How have the mighty fallen: is time running out for Peabody Energy (NYSE:BTU)?
When things start to go wrong for energy companies around climate change, they can unravel very fast, it seems. Peabody Energy (NYSE: BTU) is one of the largest coal producers in the world, and the largest in the United States. In late 2015, the office of U.S. Attorney General Eric Schneiderman found that it misled the public and investors about the financial risks associated with climate change.
Last week Barclays analysts warned that Peabody shares could fall to $1. “With losses mounting, liquidity dwindling, and the company actively seeking to restructure its heavy debt load, we see little intrinsic equity value remaining for the shares,” the analysts’ note said.
Meanwhile federal regulators have said that coal states must decide within days whether Peabody can continue to tap a taxpayer subsidy that has lowered its mine cleanup insurance costs for years, Reuters reported.
“If regulators revoke Peabody Energy's right to the subsidy, known as ‘self bonding,’ the cash-strapped company may need private financing to underwrite roughly $1.38 billion in liabilities that do not now have concrete backing” said Reuters.
According to Bloomberg a few days ago - on Feb. 22 - Peabody might fail to complete the sale of three of its coalmines to Bowie Resource Partners, as the buyer is negotiating the terms of the debt-financing deal with creditors. The coal producer was relying on asset sales to Bowie Resource to improve its cash reserves and reduce its high debt burden.
Alpha Natural Resources (OTCMKTS:ANRZQ) and Arch Coal (OTCMKTS:ACIIQ), Peabody’s peers in coal, have filed for bankruptcy in recent months.
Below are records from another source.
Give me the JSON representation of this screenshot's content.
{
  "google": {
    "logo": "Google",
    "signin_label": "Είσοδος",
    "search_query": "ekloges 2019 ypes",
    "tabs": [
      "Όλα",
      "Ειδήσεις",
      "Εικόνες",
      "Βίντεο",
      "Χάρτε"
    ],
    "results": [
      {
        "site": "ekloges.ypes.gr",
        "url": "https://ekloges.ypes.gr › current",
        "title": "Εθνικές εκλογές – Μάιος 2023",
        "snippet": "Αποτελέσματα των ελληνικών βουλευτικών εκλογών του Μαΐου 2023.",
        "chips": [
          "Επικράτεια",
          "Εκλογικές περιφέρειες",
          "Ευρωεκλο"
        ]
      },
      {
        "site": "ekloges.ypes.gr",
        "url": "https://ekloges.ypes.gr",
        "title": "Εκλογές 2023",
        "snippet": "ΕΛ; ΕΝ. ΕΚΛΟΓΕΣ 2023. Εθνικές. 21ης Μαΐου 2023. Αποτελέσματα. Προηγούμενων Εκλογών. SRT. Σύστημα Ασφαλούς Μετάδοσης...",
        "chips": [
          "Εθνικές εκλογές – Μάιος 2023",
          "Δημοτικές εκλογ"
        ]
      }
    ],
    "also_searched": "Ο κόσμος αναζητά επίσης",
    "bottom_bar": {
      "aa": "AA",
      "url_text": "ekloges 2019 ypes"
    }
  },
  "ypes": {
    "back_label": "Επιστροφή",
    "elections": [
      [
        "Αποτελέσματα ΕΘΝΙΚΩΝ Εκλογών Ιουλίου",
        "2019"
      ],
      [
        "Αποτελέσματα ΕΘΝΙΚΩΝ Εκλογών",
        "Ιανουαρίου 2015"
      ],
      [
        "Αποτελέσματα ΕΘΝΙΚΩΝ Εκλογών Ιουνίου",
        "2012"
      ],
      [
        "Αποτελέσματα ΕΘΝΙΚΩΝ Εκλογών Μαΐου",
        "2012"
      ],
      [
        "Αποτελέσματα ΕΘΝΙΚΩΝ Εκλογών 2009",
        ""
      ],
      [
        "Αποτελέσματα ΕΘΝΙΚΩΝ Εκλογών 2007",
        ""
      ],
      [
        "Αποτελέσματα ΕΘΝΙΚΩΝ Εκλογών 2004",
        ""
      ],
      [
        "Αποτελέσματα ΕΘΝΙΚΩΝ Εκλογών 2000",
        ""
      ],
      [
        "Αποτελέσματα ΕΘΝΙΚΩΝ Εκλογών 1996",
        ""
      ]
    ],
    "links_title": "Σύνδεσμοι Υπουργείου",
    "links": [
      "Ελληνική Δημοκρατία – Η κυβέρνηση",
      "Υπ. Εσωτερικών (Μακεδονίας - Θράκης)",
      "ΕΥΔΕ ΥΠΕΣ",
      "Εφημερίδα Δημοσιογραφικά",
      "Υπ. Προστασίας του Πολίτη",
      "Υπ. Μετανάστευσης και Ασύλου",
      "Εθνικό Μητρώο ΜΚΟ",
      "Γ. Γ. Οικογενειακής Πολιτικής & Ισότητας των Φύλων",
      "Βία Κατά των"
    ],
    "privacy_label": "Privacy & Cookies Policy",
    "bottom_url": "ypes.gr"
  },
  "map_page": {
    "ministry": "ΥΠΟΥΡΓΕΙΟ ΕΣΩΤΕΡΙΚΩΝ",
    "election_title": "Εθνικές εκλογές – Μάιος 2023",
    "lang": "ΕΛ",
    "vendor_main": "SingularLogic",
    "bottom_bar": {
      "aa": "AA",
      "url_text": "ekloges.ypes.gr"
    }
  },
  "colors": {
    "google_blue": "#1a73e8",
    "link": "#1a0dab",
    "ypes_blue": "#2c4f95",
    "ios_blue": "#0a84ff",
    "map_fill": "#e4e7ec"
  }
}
While Interior Secretary Sally Jewell has said that shielding taxpayers from roughly $3.6 billion in self-bond liabilities was "a huge priority", regulators have only recently taken concrete action.
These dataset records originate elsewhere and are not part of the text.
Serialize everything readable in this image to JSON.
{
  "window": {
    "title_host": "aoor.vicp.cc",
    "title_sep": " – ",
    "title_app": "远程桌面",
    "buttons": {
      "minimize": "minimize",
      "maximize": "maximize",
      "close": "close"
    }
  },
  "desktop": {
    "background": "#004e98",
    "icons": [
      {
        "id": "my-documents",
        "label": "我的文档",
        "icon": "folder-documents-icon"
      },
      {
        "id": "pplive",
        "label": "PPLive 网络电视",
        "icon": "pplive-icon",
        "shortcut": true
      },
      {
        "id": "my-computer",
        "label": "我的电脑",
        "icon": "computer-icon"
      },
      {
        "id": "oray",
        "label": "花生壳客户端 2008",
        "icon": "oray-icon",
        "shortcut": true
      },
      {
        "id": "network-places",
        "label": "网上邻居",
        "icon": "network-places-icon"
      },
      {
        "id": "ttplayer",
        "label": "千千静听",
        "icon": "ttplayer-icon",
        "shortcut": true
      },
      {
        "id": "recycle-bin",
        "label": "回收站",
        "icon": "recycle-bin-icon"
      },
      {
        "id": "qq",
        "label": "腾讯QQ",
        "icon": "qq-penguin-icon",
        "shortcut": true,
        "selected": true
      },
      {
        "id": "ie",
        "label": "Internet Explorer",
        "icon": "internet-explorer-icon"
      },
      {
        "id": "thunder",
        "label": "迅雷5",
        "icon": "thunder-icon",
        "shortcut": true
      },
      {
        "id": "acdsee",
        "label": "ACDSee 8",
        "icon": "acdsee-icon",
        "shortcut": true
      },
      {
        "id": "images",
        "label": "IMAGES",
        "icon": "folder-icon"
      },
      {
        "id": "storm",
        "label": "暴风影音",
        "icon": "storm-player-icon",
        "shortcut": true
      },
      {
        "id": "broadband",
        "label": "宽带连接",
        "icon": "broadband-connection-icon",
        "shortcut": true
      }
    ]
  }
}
Now The Office of Surface Mining Reclamation and Enforcement has called on Colorado, New Mexico, Wyoming, Illinois and Indiana regulators to rule on Peabody's use of the self-bonding program in the next few days - by early March.
In terms of the Barclays Peabody downgrade, some interesting commentary for investors from SeekingAlpha.com: “The stock market can be brutal sometimes, but there is always a place for humor. The Seeking Alpha news team recently reported that Barclays cut its price target for Peabody Energy from $7 to $1. To anyone who has been following Peabody Energy for some time the news is just ridiculous, as the stock went through a 1:15 reverse split and, on a pre-split basis, Barclays downgraded Peabody from 46.7 cents to 6.7 cents.
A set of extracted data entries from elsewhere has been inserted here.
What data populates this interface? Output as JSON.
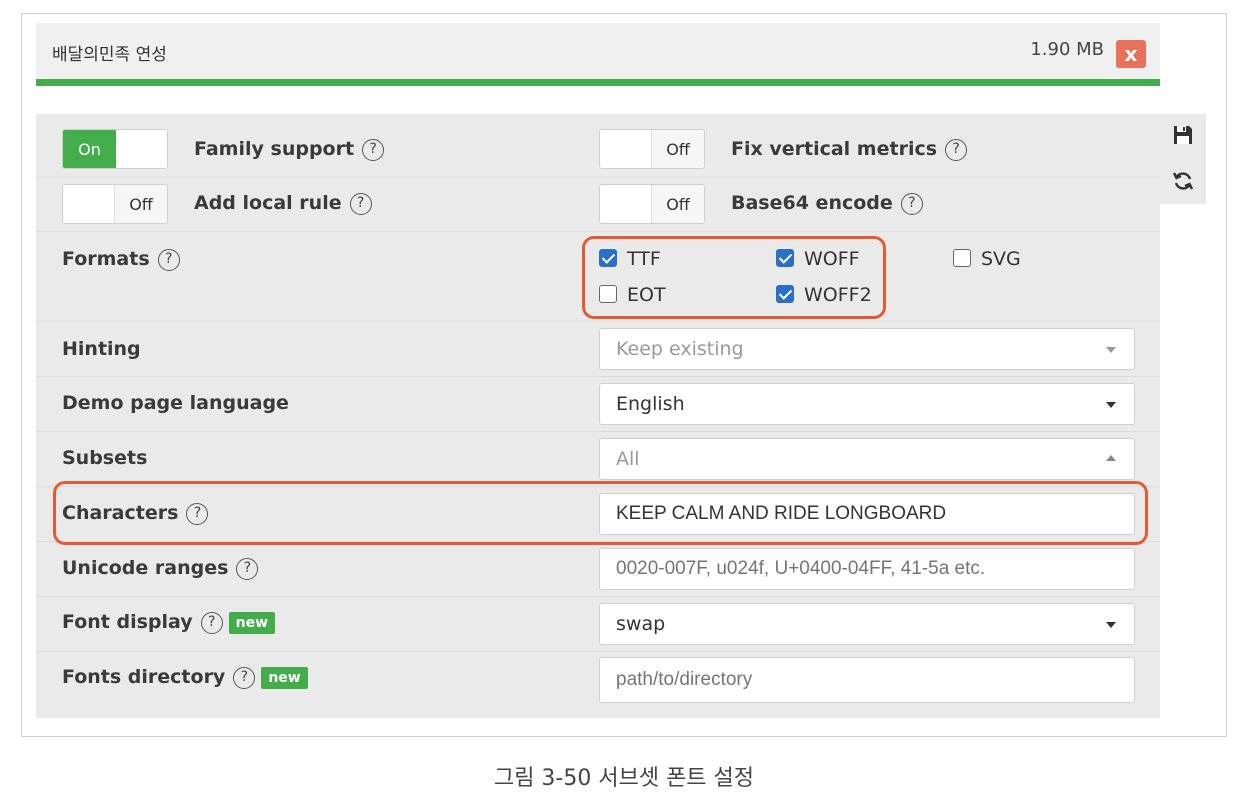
{
  "header": {
    "font_name": "배달의민족 연성",
    "file_size": "1.90 MB",
    "close_icon": "x"
  },
  "toggles": {
    "family_support": {
      "label": "Family support",
      "state": "On"
    },
    "fix_vertical": {
      "label": "Fix vertical metrics",
      "state": "Off"
    },
    "add_local": {
      "label": "Add local rule",
      "state": "Off"
    },
    "base64": {
      "label": "Base64 encode",
      "state": "Off"
    }
  },
  "help_symbol": "?",
  "formats": {
    "label": "Formats",
    "ttf": {
      "label": "TTF",
      "checked": true
    },
    "woff": {
      "label": "WOFF",
      "checked": true
    },
    "svg": {
      "label": "SVG",
      "checked": false
    },
    "eot": {
      "label": "EOT",
      "checked": false
    },
    "woff2": {
      "label": "WOFF2",
      "checked": true
    }
  },
  "hinting": {
    "label": "Hinting",
    "value": "Keep existing"
  },
  "demo_lang": {
    "label": "Demo page language",
    "value": "English"
  },
  "subsets": {
    "label": "Subsets",
    "value": "All"
  },
  "characters": {
    "label": "Characters",
    "value": "KEEP CALM AND RIDE LONGBOARD"
  },
  "unicode": {
    "label": "Unicode ranges",
    "placeholder": "0020-007F, u024f, U+0400-04FF, 41-5a etc."
  },
  "font_display": {
    "label": "Font display",
    "badge": "new",
    "value": "swap"
  },
  "fonts_dir": {
    "label": "Fonts directory",
    "badge": "new",
    "placeholder": "path/to/directory"
  },
  "caption": "그림 3-50 서브셋 폰트 설정",
  "colors": {
    "accent_green": "#43ad4b",
    "highlight": "#e35a35",
    "close_red": "#e8715b",
    "check_blue": "#2a6fc9"
  }
}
In the downgrade, the analyst assigned a $18 million value to the company. I can't think of the level of accuracy needed to give such kind of a prediction. However, this is a fact -- sometimes analysts downgrade beaten stocks and assign penny values for companies that fight for survival. In Peabody's case, it is obvious that either the company goes bankrupt and its shares are worth zero or it somehow manages to survive and its shares will shoot up to double digits.”
But it is a company focused on coal production. A note last week from BB&T Capital Markets predicted that Peabody Energy had a far greater than a 50/50 chance of following Arch Coal Inc., Alpha Natural Resources Inc. and Walter Energy Inc. into bankruptcy.
The prediction accompanied the bank’s downgrade of Peabody from “hold” to “underweight.”
“With BTU’s cash burn likely to accelerate in the coming year, its debt-load too burdensome relative to what likely will be at least another year or two of weak coal markets, the asset sale market unappealing for non-tier one/non cash generative assets, and no access to the capital markets, we raise the probability of a bankruptcy filing to far greater than 50/50,” BB&T analyst Mark Levin wrote in a note on Feb.16.
Will March yield greater clarity for companies focusing on coal production in the U.S.? The U.S. Attorney General’s office appears to have only just started to ask awkward questions about the accurate and objective representation of climate change risks and the environmental impact of coal combustion.
“I believe that full and fair disclosures by Peabody and other fossil fuel companies will lead investors to think long and hard about the damage these companies are doing to our planet,” said Attorney General Mr. Schneiderman recently.